Who's Rockin' YouTube?
According to the State of Video in E-Commerce Report Q1 2010 from SundaySky,HSN (Home shopping network) is. In fact they are doing so well that they have no competition. With 55,000+ videos on YouTube, they have 30 times the number of videos that second place, Buy.com, has uploaded to the video sharing site. Closely behind them is QVC followed by Dell, Bestbuy (price check on Aisle BOOM!), Redcats, ToysRUs and some others.
How drastic is the difference? Buy.com has 1,800 (videos) roughly, while QVC has 1,400 and then Dell has 700. So you can see it's a massive drop off. As for views, Nike has 80 million views and HSN has 28.5 million. In 3rd place is Victoria's Secret with 9.5 million views or...wait a second, really? Nike and HSN are beating Victoria's Secret? That's just wrong on so many levels.
What Counts, Videos or Views?
Well it's not the number of views that counts, it's the number of videos...right guys? Actually, one video on the VS channel counts for 10% of all view there. Adriana Lima pushes video views on YouTube for Victoria's Secret, it seems. How's that for Boom?! Personally, I think it's the words 'super bowl' which drove traffic and not her, because the Temperature rising video, is far hotter.

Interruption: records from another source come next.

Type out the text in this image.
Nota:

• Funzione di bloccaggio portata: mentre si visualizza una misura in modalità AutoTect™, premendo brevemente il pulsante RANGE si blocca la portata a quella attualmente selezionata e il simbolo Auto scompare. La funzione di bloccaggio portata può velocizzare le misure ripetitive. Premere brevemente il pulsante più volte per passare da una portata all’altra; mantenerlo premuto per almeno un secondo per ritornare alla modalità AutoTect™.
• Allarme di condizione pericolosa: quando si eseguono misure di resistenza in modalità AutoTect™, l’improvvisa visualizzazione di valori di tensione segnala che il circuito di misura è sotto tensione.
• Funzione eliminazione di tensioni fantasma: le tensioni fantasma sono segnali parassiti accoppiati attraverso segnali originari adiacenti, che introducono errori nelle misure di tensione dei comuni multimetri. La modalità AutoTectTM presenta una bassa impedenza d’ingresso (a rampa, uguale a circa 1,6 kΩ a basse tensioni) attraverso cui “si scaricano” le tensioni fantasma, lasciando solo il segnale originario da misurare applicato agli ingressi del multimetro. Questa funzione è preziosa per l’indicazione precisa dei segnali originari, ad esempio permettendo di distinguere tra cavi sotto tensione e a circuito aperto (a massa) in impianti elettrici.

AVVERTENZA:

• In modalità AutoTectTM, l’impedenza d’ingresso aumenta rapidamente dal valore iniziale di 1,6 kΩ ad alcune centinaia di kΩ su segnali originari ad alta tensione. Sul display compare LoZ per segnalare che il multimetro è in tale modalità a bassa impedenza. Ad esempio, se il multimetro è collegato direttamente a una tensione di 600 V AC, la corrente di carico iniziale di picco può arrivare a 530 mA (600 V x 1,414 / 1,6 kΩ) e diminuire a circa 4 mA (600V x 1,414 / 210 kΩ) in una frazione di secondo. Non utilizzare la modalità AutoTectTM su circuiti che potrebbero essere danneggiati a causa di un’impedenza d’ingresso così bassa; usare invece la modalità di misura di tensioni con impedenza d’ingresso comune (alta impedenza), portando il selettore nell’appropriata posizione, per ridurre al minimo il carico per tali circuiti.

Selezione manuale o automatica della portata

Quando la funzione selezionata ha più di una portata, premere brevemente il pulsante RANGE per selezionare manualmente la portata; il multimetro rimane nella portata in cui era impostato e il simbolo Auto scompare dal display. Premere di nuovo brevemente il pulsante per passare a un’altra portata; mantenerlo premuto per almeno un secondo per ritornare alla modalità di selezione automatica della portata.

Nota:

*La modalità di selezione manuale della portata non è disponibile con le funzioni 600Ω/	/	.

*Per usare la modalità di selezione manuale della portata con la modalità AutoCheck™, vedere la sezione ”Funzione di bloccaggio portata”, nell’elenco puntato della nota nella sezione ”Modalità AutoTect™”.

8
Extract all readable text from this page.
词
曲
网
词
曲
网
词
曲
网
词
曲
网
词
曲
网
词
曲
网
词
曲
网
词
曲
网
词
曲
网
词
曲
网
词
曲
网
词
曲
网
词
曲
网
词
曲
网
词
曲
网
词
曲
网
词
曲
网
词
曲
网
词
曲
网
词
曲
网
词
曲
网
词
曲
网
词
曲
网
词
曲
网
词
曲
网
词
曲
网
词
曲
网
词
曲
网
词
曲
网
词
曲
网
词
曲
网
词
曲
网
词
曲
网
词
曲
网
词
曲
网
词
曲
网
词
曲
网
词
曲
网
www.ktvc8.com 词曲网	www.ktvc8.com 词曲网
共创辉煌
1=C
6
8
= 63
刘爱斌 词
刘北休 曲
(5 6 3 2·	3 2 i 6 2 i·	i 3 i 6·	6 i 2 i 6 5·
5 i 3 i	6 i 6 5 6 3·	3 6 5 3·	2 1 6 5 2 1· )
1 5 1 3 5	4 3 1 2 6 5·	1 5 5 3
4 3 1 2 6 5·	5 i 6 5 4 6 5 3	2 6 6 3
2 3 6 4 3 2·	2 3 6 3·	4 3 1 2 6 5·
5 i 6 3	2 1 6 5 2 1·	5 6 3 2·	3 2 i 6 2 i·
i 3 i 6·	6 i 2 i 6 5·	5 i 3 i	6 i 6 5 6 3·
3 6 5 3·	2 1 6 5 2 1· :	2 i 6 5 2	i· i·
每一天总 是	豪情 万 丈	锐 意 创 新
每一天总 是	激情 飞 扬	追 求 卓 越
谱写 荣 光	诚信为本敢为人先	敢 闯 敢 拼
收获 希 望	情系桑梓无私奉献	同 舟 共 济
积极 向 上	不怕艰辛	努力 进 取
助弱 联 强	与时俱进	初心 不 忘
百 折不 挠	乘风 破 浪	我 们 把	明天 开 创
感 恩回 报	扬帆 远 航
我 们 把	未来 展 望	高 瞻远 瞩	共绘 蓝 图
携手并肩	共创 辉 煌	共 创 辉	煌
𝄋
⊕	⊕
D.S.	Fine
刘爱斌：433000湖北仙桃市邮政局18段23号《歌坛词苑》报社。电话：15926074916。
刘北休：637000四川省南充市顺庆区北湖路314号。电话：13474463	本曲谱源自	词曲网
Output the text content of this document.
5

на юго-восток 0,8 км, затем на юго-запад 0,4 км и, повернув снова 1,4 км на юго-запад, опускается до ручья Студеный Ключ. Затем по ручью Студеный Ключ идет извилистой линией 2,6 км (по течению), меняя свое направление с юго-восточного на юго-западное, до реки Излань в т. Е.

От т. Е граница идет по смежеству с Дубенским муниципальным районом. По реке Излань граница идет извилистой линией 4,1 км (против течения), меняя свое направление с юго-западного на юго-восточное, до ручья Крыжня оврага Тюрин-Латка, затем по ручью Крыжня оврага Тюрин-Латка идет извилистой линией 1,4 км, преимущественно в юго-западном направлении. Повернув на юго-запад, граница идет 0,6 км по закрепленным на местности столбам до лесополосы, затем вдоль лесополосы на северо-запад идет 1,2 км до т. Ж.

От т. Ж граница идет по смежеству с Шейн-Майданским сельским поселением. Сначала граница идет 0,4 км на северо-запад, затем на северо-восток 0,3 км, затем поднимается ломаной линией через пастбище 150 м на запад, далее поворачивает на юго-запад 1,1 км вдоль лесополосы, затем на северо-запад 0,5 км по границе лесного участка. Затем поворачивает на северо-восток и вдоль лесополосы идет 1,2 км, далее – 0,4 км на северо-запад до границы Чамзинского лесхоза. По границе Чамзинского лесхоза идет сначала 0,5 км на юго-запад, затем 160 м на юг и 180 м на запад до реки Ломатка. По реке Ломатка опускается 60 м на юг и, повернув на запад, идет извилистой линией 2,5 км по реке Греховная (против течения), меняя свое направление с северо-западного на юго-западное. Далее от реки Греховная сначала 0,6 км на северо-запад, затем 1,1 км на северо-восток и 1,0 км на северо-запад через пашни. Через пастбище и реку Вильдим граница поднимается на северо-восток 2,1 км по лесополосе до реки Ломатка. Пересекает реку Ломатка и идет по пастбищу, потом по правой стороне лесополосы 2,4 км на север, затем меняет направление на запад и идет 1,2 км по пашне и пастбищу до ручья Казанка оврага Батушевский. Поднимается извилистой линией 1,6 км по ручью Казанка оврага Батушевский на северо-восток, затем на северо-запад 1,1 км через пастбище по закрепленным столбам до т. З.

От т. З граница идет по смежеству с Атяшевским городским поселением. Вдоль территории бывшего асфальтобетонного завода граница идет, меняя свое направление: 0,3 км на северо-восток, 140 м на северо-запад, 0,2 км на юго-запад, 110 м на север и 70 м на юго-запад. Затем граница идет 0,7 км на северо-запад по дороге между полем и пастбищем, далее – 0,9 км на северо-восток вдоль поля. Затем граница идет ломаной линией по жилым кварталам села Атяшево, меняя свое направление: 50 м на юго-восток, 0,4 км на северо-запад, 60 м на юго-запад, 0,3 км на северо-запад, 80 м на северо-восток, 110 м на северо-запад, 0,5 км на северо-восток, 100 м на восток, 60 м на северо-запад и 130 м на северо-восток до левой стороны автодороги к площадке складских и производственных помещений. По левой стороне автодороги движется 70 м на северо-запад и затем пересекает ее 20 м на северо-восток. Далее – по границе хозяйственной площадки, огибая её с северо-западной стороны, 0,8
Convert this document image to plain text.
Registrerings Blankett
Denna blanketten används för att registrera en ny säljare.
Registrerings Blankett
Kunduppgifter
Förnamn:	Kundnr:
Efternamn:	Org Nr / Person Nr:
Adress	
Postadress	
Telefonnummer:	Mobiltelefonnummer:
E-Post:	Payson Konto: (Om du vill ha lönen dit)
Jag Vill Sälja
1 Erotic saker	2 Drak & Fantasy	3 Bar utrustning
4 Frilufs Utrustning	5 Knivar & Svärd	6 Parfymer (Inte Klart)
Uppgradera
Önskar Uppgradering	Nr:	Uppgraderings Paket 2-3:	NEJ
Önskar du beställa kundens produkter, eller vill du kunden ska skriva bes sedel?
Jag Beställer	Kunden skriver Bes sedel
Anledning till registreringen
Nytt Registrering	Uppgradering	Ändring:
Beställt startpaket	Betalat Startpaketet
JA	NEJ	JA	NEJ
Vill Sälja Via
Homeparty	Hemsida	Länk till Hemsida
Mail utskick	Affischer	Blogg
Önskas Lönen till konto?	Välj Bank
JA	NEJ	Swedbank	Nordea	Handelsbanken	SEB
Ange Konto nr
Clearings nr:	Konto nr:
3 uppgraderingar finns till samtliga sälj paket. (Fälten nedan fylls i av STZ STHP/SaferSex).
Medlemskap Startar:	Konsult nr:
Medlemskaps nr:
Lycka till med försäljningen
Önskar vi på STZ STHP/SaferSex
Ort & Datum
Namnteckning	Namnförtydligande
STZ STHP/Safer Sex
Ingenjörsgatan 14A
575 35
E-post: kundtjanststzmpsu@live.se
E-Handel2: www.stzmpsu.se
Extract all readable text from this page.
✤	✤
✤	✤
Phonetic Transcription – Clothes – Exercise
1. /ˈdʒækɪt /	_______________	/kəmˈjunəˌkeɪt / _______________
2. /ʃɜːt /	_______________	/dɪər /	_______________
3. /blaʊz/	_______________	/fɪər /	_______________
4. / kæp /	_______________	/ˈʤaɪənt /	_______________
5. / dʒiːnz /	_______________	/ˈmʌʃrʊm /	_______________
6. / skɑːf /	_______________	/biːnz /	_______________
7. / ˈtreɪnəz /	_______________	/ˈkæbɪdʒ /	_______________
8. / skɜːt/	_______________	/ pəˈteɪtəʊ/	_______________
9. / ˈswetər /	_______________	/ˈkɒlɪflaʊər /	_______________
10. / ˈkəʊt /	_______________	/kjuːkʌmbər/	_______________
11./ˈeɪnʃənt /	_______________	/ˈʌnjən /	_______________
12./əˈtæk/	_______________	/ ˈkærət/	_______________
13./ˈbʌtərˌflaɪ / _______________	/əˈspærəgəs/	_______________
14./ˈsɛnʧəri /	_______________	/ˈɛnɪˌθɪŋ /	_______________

SundaySky found that both the top and bottom ends of the scale are jam-packed with E-tailers. 24% have 0-10 videos in their channel (including no channel at all), while 34% have more than 100. I don't know that their scale is large enough because I would consider both of those numbers on the 'extremely low' side of any scale where a channel has 55,000 videos or over 80 million views.
However, if we look at number of views, 30% have more than 1 million and 26% have less than 10,000. That's a pretty large gap. It certainly seems like 25% of E-tailers have scoffed at the power of YouTube and continue to do so while about an equal amount have embraced it with gusto. So my question is, what the heck are the other 50% of you doing? Have you not decided how to use it? Are you not sure what you're doing? What's going on over there?
Would you like some help? I know some people, and they know some people, and those people know how to make other people do things that people need. Or I suppose you could just read ReelSEO and forgo any arm or leg-breaking (I can neither confirm nor deny the breaking of any appendages during the writing of this article).
There is one final note from the research, Nike keeps an active YouTube channel for each of its sports lines, while many retailers have only one channel. I don't know that it would work for most and the logistics of maintaining a squadron of channels could be more detrimental to many than beneficial. But it was worth noting. I could certainly see a video game publisher breaking down their channels by game or even an online retailer of said games. After all anything with Star Wars, Harry Potter, The Sims or Halo in the title will instantly get traffic, including (possibly), this post.